Kisah Ekudana, si Arahat - Dhammapada
Kisah Ekudana, si Arahat
Na tavata dhammadharo,
yavata bahu bhasati,
yo ca appampi sutvana,
dhammam kayena passati,
sa ve dhammadharo hoti,
yo dhammam nappamajjati.
Seseorang tidak disebut pendukung Dhamma,
hanya kerena ia banyak bicara.
Seseorang yang mendengar sedikit Dhamma,
memahami dan tidak mengabaikan Dhamma,
ialah seorang pendukung Dhamma.
Sang Buddha mengucapkan ayat ini pada saat berada di vihara Jetavana, di dekat kota Savatthi, sehubungan dengan seorang biksu arahat.
Terdapat seorang biksu yang tinggal di sebuah hutan dekat Savatthi. Karena ia hanya mengetahui sebuah syair tentang nafsu makan (udana) maka ia dikenal dengan sebutan Ekudana, namun ia sangat memahami arti dari Dhamma yang terkandung di dalam syair itu.
Pada setiap hari uposatha, biksu Ekudana akan menganjurkan orang-orang untuk pergi mendengarkan khotbah Dhamma, sementara dia sendiri hanya mengulang-ulangi sebuah syair yang ia hafal itu. Setiap kali ia selesai mengulang, dewa-dewa penunggu hutan akan memujinya dan bertepuk tangan untuk dengan gembira.
Pada suatu hari uposatha, 2 biksu terpelajar yang mahir Tipitaka, diikuti oleh 500 orang biksu mendatangi tempat kediaman biksu Ekudana. Biksu Ekudana meminta kedua biksu itu untuk membabarkan Dhamma.
Kedua biksu itu bertanya apakah banyak orang yang mendengarkan Dhamma di tempat terpencil ini. Biksu Ekudana menjawab dengan tegas dan memberitahukan kepada mereka bahwa dewa-dewa penunggu hutan juga selalu datang dan mereka biasanya akan memuji dan bertepuk tangan setelah khotbah Dhamma selesai.
Kedua biksu terpelajar itu akhirnya bergiliran membabarkan Dhamma, namun pada saat khotbah mereka berakhir tidak ada tepukan tangan dari para dewa penunggu hutan. Kedua biksu itu pun kebingungan, mereka mulai meragukan kata-kata biksu Ekudana. Biksu Ekudana tetap bersikeras bahwa para dewa penunggu hutan biasanya datang dan selalu bertepuk tangan pada akhir khotbah.

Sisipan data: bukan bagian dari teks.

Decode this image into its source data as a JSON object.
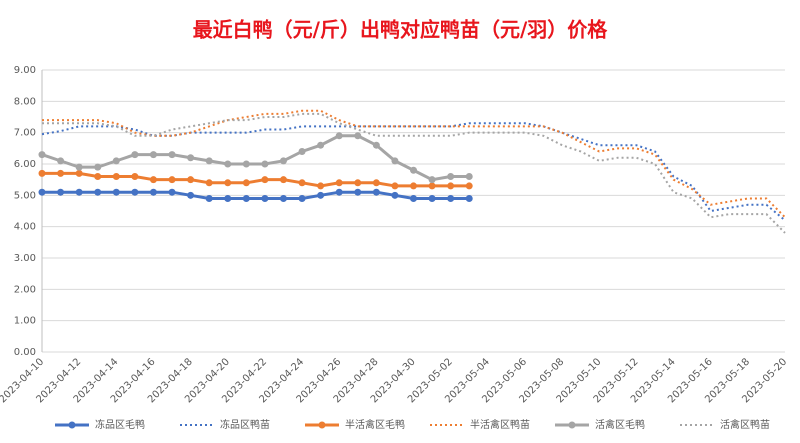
{
  "chart_data": {
    "type": "line",
    "title": "最近白鸭（元/斤）出鸭对应鸭苗（元/羽）价格",
    "categories": [
      "2023-04-10",
      null,
      "2023-04-12",
      null,
      "2023-04-14",
      null,
      "2023-04-16",
      null,
      "2023-04-18",
      null,
      "2023-04-20",
      null,
      "2023-04-22",
      null,
      "2023-04-24",
      null,
      "2023-04-26",
      null,
      "2023-04-28",
      null,
      "2023-04-30",
      null,
      "2023-05-02",
      null,
      "2023-05-04",
      null,
      "2023-05-06",
      null,
      "2023-05-08",
      null,
      "2023-05-10",
      null,
      "2023-05-12",
      null,
      "2023-05-14",
      null,
      "2023-05-16",
      null,
      "2023-05-18",
      null,
      "2023-05-20"
    ],
    "ylim": [
      0,
      9
    ],
    "yticks": [
      {
        "value": 0,
        "label": "0.00"
      },
      {
        "value": 1,
        "label": "1.00"
      },
      {
        "value": 2,
        "label": "2.00"
      },
      {
        "value": 3,
        "label": "3.00"
      },
      {
        "value": 4,
        "label": "4.00"
      },
      {
        "value": 5,
        "label": "5.00"
      },
      {
        "value": 6,
        "label": "6.00"
      },
      {
        "value": 7,
        "label": "7.00"
      },
      {
        "value": 8,
        "label": "8.00"
      },
      {
        "value": 9,
        "label": "9.00"
      }
    ],
    "grid": true,
    "legend": "bottom",
    "series": [
      {
        "name": "冻品区毛鸭",
        "color": "#4472c4",
        "dashed": false,
        "markers": true,
        "values": [
          5.1,
          5.1,
          5.1,
          5.1,
          5.1,
          5.1,
          5.1,
          5.1,
          5.0,
          4.9,
          4.9,
          4.9,
          4.9,
          4.9,
          4.9,
          5.0,
          5.1,
          5.1,
          5.1,
          5.0,
          4.9,
          4.9,
          4.9,
          4.9,
          null,
          null,
          null,
          null,
          null,
          null,
          null,
          null,
          null,
          null,
          null,
          null,
          null,
          null,
          null,
          null,
          null
        ]
      },
      {
        "name": "冻品区鸭苗",
        "color": "#4472c4",
        "dashed": true,
        "markers": false,
        "values": [
          6.95,
          7.05,
          7.2,
          7.2,
          7.2,
          7.1,
          6.9,
          6.9,
          7.0,
          7.0,
          7.0,
          7.0,
          7.1,
          7.1,
          7.2,
          7.2,
          7.2,
          7.2,
          7.2,
          7.2,
          7.2,
          7.2,
          7.2,
          7.3,
          7.3,
          7.3,
          7.3,
          7.2,
          7.0,
          6.8,
          6.6,
          6.6,
          6.6,
          6.4,
          5.6,
          5.3,
          4.5,
          4.6,
          4.7,
          4.7,
          4.2
        ]
      },
      {
        "name": "半活禽区毛鸭",
        "color": "#ed7d31",
        "dashed": false,
        "markers": true,
        "values": [
          5.7,
          5.7,
          5.7,
          5.6,
          5.6,
          5.6,
          5.5,
          5.5,
          5.5,
          5.4,
          5.4,
          5.4,
          5.5,
          5.5,
          5.4,
          5.3,
          5.4,
          5.4,
          5.4,
          5.3,
          5.3,
          5.3,
          5.3,
          5.3,
          null,
          null,
          null,
          null,
          null,
          null,
          null,
          null,
          null,
          null,
          null,
          null,
          null,
          null,
          null,
          null,
          null
        ]
      },
      {
        "name": "半活禽区鸭苗",
        "color": "#ed7d31",
        "dashed": true,
        "markers": false,
        "values": [
          7.4,
          7.4,
          7.4,
          7.4,
          7.3,
          7.0,
          6.9,
          6.9,
          7.0,
          7.2,
          7.4,
          7.5,
          7.6,
          7.6,
          7.7,
          7.7,
          7.4,
          7.2,
          7.2,
          7.2,
          7.2,
          7.2,
          7.2,
          7.2,
          7.2,
          7.2,
          7.2,
          7.2,
          7.0,
          6.7,
          6.4,
          6.5,
          6.5,
          6.3,
          5.5,
          5.2,
          4.7,
          4.8,
          4.9,
          4.9,
          4.3
        ]
      },
      {
        "name": "活禽区毛鸭",
        "color": "#a5a5a5",
        "dashed": false,
        "markers": true,
        "values": [
          6.3,
          6.1,
          5.9,
          5.9,
          6.1,
          6.3,
          6.3,
          6.3,
          6.2,
          6.1,
          6.0,
          6.0,
          6.0,
          6.1,
          6.4,
          6.6,
          6.9,
          6.9,
          6.6,
          6.1,
          5.8,
          5.5,
          5.6,
          5.6,
          null,
          null,
          null,
          null,
          null,
          null,
          null,
          null,
          null,
          null,
          null,
          null,
          null,
          null,
          null,
          null,
          null
        ]
      },
      {
        "name": "活禽区鸭苗",
        "color": "#a5a5a5",
        "dashed": true,
        "markers": false,
        "values": [
          7.3,
          7.3,
          7.3,
          7.3,
          7.2,
          6.9,
          6.9,
          7.1,
          7.2,
          7.3,
          7.4,
          7.4,
          7.5,
          7.5,
          7.6,
          7.6,
          7.3,
          7.1,
          6.9,
          6.9,
          6.9,
          6.9,
          6.9,
          7.0,
          7.0,
          7.0,
          7.0,
          6.9,
          6.6,
          6.4,
          6.1,
          6.2,
          6.2,
          6.0,
          5.1,
          4.9,
          4.3,
          4.4,
          4.4,
          4.4,
          3.8
        ]
      }
    ]
  }
}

Kedua biksu terpelajar itu lalu memaksa biksu Ekudana untuk berkhotbah. Ia kemudian memegang kipas dan membaca syair yang biasanya. Pada akhir pembacaan, para dewa penunggu hutan bertepuk tangan seperti biasanya. Para biksu yang bersama dengan kedua biksu terpelajar itu mengecam bahwa para dewa yang ada di sana sangat pilih kasih.
Mereka melaporkan kejadian itu kepada Sang Buddha. Sang Buddha lalu berkata kepada mereka, "Para biksu! Aku tidak mengatakan bahwa seorang biksu yang telah banyak belajar dan berkhotbah Dhamma adalah pendukung Dhamma (Dhammadhara)."
"Orang yang belajar sedikit dan mengetahui hanya sebait syair Dhamma, namun sangat memahami Empat Kesunyataan Mulia, dan selalu penuh kesadaran, maka ialah seorang pendukung Dhamma sejati."
Sang Buddha lalu mengucapkan ayat itu.